So i have an old PC that has been giving me RAM issues for a while now. PC would be working fine, then freeze and throw RAM beeps when I reboot, I know all the modules are working and one of my DIMM slots is dodgy sometimes, after some fiddling eventually the MB gives in to my persistence and it works for several months more. Which brings me to tonight when the same happened but I couldn't persuade it to work again (unless I only use 1 module).
I have a spare motherboard but I haven't swapped it yet due to laziness. I'm thinking now might be the time for the change. This will mean a chipset change which windows usually isn't very happy about, but sometimes its understanding and sympathetic. I don't know if windows will accept it or bomb and I'd like to avoid another install if possible. I've used the Sysprep tool in the past and I am thinking generalizing my system might help with the transition. So is there a way to get the Sysprep tool from a completely setup windows install?
TL;DR Need to replace MB, Chipset change might break windows, want to generalise system to help transition, Is possible to get sysprep from desktop? if so, how?
Specs: Old MB: Gigabyte G31M-ES2C New MB: ECS G41T-M13 CPU: Intel Q8300 OS: Windows 7 Pro : SP1
I doubt there is a way but i really hope you can prove me wrong
Yes. "Completely setup Windows install" doesn't mean a whole lot from a technical perspective. In my environment, I use CloneDeploy to hang on to and distribute images to the systems on my network. The process is to install Windows (for example) to a virtual machine, run all the fixes, run the updates, install all of the applications I want on a base install of Windows, and then run sysprep /generalize /oobe /shutdown.

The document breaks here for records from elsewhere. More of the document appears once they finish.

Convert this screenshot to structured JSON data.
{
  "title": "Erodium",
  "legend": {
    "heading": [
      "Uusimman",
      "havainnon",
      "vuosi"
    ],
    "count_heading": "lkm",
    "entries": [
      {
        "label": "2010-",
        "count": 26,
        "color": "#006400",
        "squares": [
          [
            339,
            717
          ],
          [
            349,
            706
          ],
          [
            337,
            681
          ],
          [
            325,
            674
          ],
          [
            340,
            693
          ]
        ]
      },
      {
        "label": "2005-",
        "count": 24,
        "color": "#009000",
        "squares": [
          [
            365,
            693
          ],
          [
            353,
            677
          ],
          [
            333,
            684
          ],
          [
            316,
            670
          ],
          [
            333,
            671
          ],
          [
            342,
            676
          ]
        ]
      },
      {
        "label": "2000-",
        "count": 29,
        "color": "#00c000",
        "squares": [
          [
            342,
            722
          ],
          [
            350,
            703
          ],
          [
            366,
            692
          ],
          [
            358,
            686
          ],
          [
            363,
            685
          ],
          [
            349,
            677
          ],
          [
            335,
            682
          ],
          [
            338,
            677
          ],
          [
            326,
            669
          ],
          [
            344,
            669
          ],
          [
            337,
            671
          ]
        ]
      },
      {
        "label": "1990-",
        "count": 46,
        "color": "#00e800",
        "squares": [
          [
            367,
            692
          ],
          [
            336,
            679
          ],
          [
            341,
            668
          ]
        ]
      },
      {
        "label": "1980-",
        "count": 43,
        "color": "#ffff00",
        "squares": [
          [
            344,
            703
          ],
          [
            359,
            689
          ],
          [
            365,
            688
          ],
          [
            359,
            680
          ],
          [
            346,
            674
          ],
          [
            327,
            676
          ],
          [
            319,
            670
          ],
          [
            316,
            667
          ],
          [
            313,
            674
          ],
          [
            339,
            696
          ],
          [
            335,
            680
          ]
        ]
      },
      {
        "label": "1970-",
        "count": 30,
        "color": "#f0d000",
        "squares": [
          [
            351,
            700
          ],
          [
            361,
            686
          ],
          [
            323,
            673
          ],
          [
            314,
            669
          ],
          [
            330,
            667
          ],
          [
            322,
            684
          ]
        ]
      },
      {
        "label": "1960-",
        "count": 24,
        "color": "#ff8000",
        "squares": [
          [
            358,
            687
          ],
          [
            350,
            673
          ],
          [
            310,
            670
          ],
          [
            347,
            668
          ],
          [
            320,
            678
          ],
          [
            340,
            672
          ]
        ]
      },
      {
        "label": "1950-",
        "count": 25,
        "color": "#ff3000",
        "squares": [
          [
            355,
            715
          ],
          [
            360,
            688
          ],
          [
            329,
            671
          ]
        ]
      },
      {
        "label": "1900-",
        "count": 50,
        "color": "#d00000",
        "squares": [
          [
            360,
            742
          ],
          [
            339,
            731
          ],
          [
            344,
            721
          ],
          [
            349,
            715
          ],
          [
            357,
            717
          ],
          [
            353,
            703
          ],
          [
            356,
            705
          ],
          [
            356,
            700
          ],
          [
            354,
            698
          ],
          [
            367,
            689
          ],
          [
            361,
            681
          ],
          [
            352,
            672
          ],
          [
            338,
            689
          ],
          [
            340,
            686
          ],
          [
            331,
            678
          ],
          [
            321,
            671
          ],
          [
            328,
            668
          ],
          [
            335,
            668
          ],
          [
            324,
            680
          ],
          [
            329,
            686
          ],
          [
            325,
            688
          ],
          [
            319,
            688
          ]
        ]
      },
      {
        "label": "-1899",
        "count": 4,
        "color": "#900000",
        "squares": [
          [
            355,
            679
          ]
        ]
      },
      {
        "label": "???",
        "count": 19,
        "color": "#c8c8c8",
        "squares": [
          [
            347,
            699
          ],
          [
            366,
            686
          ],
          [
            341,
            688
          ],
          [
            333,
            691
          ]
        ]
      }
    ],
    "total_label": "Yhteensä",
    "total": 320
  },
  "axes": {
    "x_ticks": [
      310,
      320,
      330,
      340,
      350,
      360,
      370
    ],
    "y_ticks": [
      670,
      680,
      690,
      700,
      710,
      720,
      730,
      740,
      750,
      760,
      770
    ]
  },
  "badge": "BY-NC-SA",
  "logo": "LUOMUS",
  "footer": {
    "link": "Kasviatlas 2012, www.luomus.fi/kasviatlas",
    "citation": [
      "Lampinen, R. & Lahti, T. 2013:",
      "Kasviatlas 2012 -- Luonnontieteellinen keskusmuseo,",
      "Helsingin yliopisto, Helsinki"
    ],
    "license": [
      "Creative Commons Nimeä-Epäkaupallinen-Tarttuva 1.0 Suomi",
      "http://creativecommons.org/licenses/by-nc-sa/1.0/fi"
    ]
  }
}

Image up to CloneDeploy and call it a day. Replace CloneDeploy with whatever it is you want to use, and call it a day.
You may have a problem with the key, though. But if you're not planning on creating a whole deployment scheme, what I would do is just swap the motherboard and see if it works. Windows has been significantly better about hardware swaps ever since they moved to a hardware abstraction layer setup (one of the nice things that came with Vista).
He's doing one computer so he might as well wipe and load it up like he wants instead of setting up a VM. But for a wide deployment, vm creation is the best.